- 弐瓶 勉
- ABARA 上 (1)
- 弐瓶 勉
- ABARA 下 (3)
弐瓶勉の久しぶりの単行本最新作。
相変わらず謎だらけの世界観と情報量の少なさに非常にとっつきにくい作品になっておりますが、小生は大好きであります。
今作品で特に感じたのは魅力的なサブキャラが多く登場したこと、超高速戦闘の表現方法、ラストのいまいち未消化な感であります。
まず今回は魅力的なサブキャラが多数登場してきます。むしろ月刊誌連載作品として毎月読んでいれば主人公が電次君だということを忘れてしまうほど、主人公が登場しません。
代わって先島刑事達や第四紀連の社員達といった方が、とてもとても魅力的なキャラでした。数コマしか登場しない先島の上司(眼帯付けてチュッパチャップスを三つ持ってるデブ)や、横山さんの隣の部屋に住むバーさん(名称不明:即死)、先島刑事の同僚(全員印象的に即死)といったコレまで弐瓶漫画ではゴミのように死ぬだけだった役の一般人も味が出てきて(相変わらず即死しますが)非常に楽しめます。台詞もなかなか面白く二瓶氏はブラム学園の例からもギャグもいけるんじゃないかと思ったりします。
また主人公達、電次クンは本当にサブキャラに押されて存在感が薄いなぁーといった感じでありましたが、阿由多・那由多・タドホミ・志希ちゃんと女性キャラも充実でした。ただ阿由多・那由多に関してはもう少しエピソードがあっても良かったのではないかと・・・それでも充分にキャラはたっていました。

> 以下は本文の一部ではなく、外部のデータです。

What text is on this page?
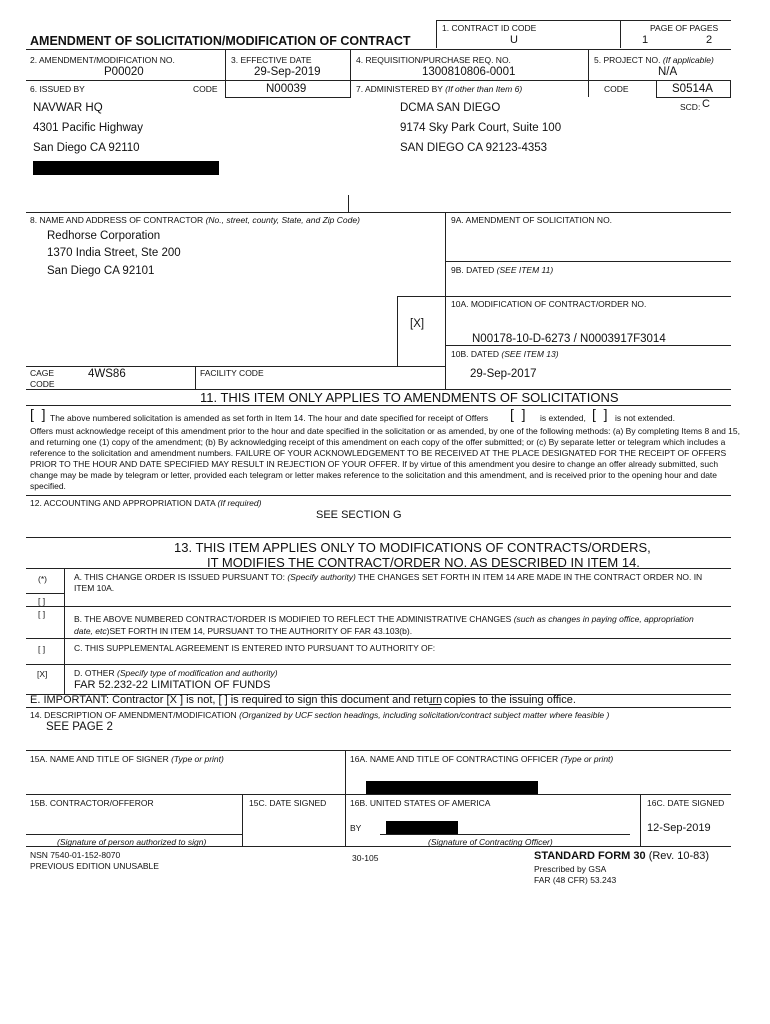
1. CONTRACT ID CODE
U
PAGE OF PAGES
1	2
AMENDMENT OF SOLICITATION/MODIFICATION OF CONTRACT
2. AMENDMENT/MODIFICATION NO.
P00020
3. EFFECTIVE DATE
29-Sep-2019
4. REQUISITION/PURCHASE REQ. NO.
1300810806-0001
5. PROJECT NO. (If applicable)
N/A
6. ISSUED BY	CODE	N00039	7. ADMINISTERED BY (If other than Item 6)	CODE	S0514A
SCD: C
NAVWAR HQ
4301 Pacific Highway
San Diego CA 92110
DCMA SAN DIEGO
9174 Sky Park Court, Suite 100
SAN DIEGO CA 92123-4353
8. NAME AND ADDRESS OF CONTRACTOR (No., street, county, State, and Zip Code)
Redhorse Corporation
1370 India Street, Ste 200
San Diego CA 92101
9A. AMENDMENT OF SOLICITATION NO.
9B. DATED (SEE ITEM 11)
10A. MODIFICATION OF CONTRACT/ORDER NO.
[X]
N00178-10-D-6273 / N0003917F3014
10B. DATED (SEE ITEM 13)
29-Sep-2017
CAGE
CODE
4WS86	FACILITY CODE
11. THIS ITEM ONLY APPLIES TO AMENDMENTS OF SOLICITATIONS
[  ] The above numbered solicitation is amended as set forth in Item 14. The hour and date specified for receipt of Offers [  ] is extended, [  ] is not extended.
Offers must acknowledge receipt of this amendment prior to the hour and date specified in the solicitation or as amended, by one of the following methods: (a) By completing Items 8 and 15, and returning one (1) copy of the amendment; (b) By acknowledging receipt of this amendment on each copy of the offer submitted; or (c) By separate letter or telegram which includes a reference to the solicitation and amendment numbers. FAILURE OF YOUR ACKNOWLEDGEMENT TO BE RECEIVED AT THE PLACE DESIGNATED FOR THE RECEIPT OF OFFERS PRIOR TO THE HOUR AND DATE SPECIFIED MAY RESULT IN REJECTION OF YOUR OFFER. If by virtue of this amendment you desire to change an offer already submitted, such change may be made by telegram or letter, provided each telegram or letter makes reference to the solicitation and this amendment, and is received prior to the opening hour and date specified.
12. ACCOUNTING AND APPROPRIATION DATA (If required)
SEE SECTION G
13. THIS ITEM APPLIES ONLY TO MODIFICATIONS OF CONTRACTS/ORDERS,
IT MODIFIES THE CONTRACT/ORDER NO. AS DESCRIBED IN ITEM 14.
(*)	A. THIS CHANGE ORDER IS ISSUED PURSUANT TO: (Specify authority) THE CHANGES SET FORTH IN ITEM 14 ARE MADE IN THE CONTRACT ORDER NO. IN
ITEM 10A.
[ ]
[ ]	B. THE ABOVE NUMBERED CONTRACT/ORDER IS MODIFIED TO REFLECT THE ADMINISTRATIVE CHANGES (such as changes in paying office, appropriation
date, etc)SET FORTH IN ITEM 14, PURSUANT TO THE AUTHORITY OF FAR 43.103(b).
[ ]	C. THIS SUPPLEMENTAL AGREEMENT IS ENTERED INTO PURSUANT TO AUTHORITY OF:
[X]	D. OTHER (Specify type of modification and authority)
FAR 52.232-22 LIMITATION OF FUNDS
E. IMPORTANT: Contractor [X ] is not, [ ] is required to sign this document and return copies to the issuing office.
14. DESCRIPTION OF AMENDMENT/MODIFICATION (Organized by UCF section headings, including solicitation/contract subject matter where feasible )
SEE PAGE 2
15A. NAME AND TITLE OF SIGNER (Type or print)	16A. NAME AND TITLE OF CONTRACTING OFFICER (Type or print)
15B. CONTRACTOR/OFFEROR	15C. DATE SIGNED	16B. UNITED STATES OF AMERICA	16C. DATE SIGNED
BY	12-Sep-2019
(Signature of person authorized to sign)	(Signature of Contracting Officer)
NSN 7540-01-152-8070
PREVIOUS EDITION UNUSABLE
30-105	STANDARD FORM 30 (Rev. 10-83)
Prescribed by GSA
FAR (48 CFR) 53.243
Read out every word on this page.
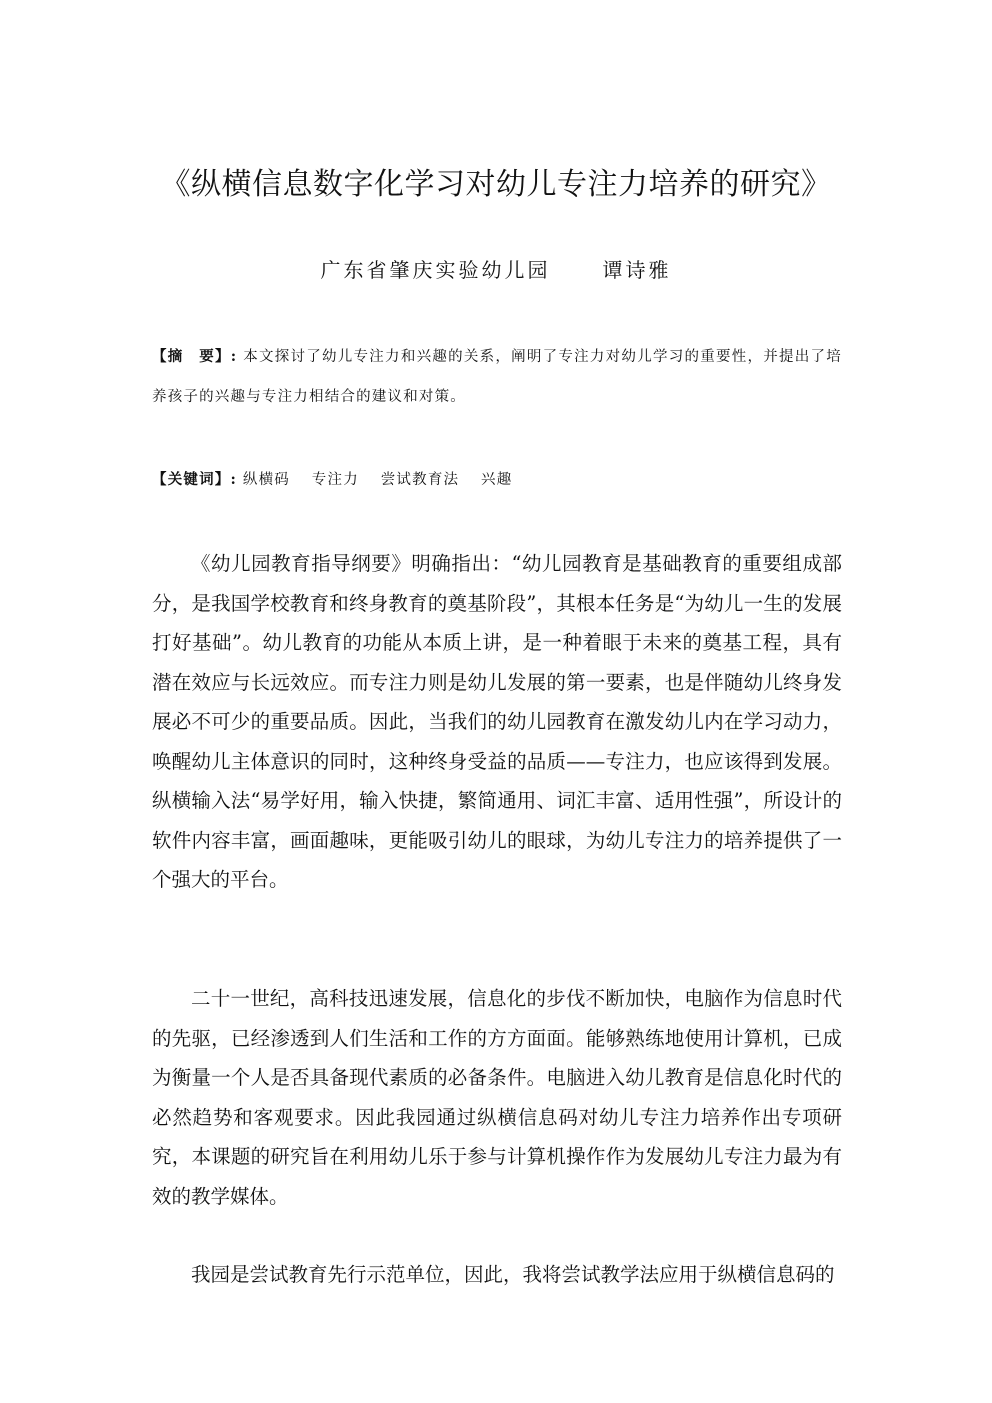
《纵横信息数字化学习对幼儿专注力培养的研究》
广东省肇庆实验幼儿园	谭诗雅
【摘　要】: 本文探讨了幼儿专注力和兴趣的关系，阐明了专注力对幼儿学习的重要性，并提出了培养孩子的兴趣与专注力相结合的建议和对策。
【关键词】: 纵横码 专注力 尝试教育法 兴趣

《幼儿园教育指导纲要》明确指出：“幼儿园教育是基础教育的重要组成部分，是我国学校教育和终身教育的奠基阶段”，其根本任务是“为幼儿一生的发展打好基础”。幼儿教育的功能从本质上讲，是一种着眼于未来的奠基工程，具有潜在效应与长远效应。而专注力则是幼儿发展的第一要素，也是伴随幼儿终身发展必不可少的重要品质。因此，当我们的幼儿园教育在激发幼儿内在学习动力，唤醒幼儿主体意识的同时，这种终身受益的品质——专注力，也应该得到发展。纵横输入法“易学好用，输入快捷，繁简通用、词汇丰富、适用性强”，所设计的软件内容丰富，画面趣味，更能吸引幼儿的眼球，为幼儿专注力的培养提供了一个强大的平台。

二十一世纪，高科技迅速发展，信息化的步伐不断加快，电脑作为信息时代的先驱，已经渗透到人们生活和工作的方方面面。能够熟练地使用计算机，已成为衡量一个人是否具备现代素质的必备条件。电脑进入幼儿教育是信息化时代的必然趋势和客观要求。因此我园通过纵横信息码对幼儿专注力培养作出专项研究，本课题的研究旨在利用幼儿乐于参与计算机操作作为发展幼儿专注力最为有效的教学媒体。

我园是尝试教育先行示范单位，因此，我将尝试教学法应用于纵横信息码的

そんな愉快なキャラ達が良くわからない世界で良くわからない敵と良くわからない戦いの末、良くわからないエンディングを迎えるというのがコレまでの弐瓶漫画の特徴でありましたが、今回も全くそんな感じで話は進みます。
ただ今回は戦闘シーンが超高速というい事で、ソレを表現するためのコマ割なんかもとても秀逸でありました。フォントを使った擬音表現など結構実験的なこともしています(ちょっと違和感もありますが)。しかしコレ確実に音速超えて移動していると思うのですが、衝撃波とかどーなっているのかは謎であります。
結局、仮面ライダーブラックみたいな方々が凄い速さでドツき合いの闘いを繰り広げて人類滅亡?みたいな話なのですが、
あのラストシーンは本当によくわかりません。あのラストシーンでいっぱい居たのは黒奇居子(くろがうな)なのか白奇居子(しろがうな)なのか?そもそもあの世界は地球というよりもどこかの小惑星みたいな所なのだったのでしょうか?
小生的にはこの世界は一つの閉じたコロニー的世界で外には白奇居子がうじゃうじゃ居る。でバリアーとしての禁籠。その網を抜けて入ってくる小さな白奇居子がまれに人へ寄生して示現体となる。ここら辺まではなんとか夢想できるのですが、では最後にタドホミと先島のたどり着いた場所、電次くんと阿由多の居た場所は何処なのでしょうか?
いやー、ホントさっぱりわからんです。さっぱりわからんのでネットでいろんな方々の意見を聞いて「ははぁ~」「ん~、なるほど」などと調べたり納得したりしています。ここら辺の謎を謎のままで後は想像で補うのが楽しめる人でないとこの漫画は面白くないかもしれません。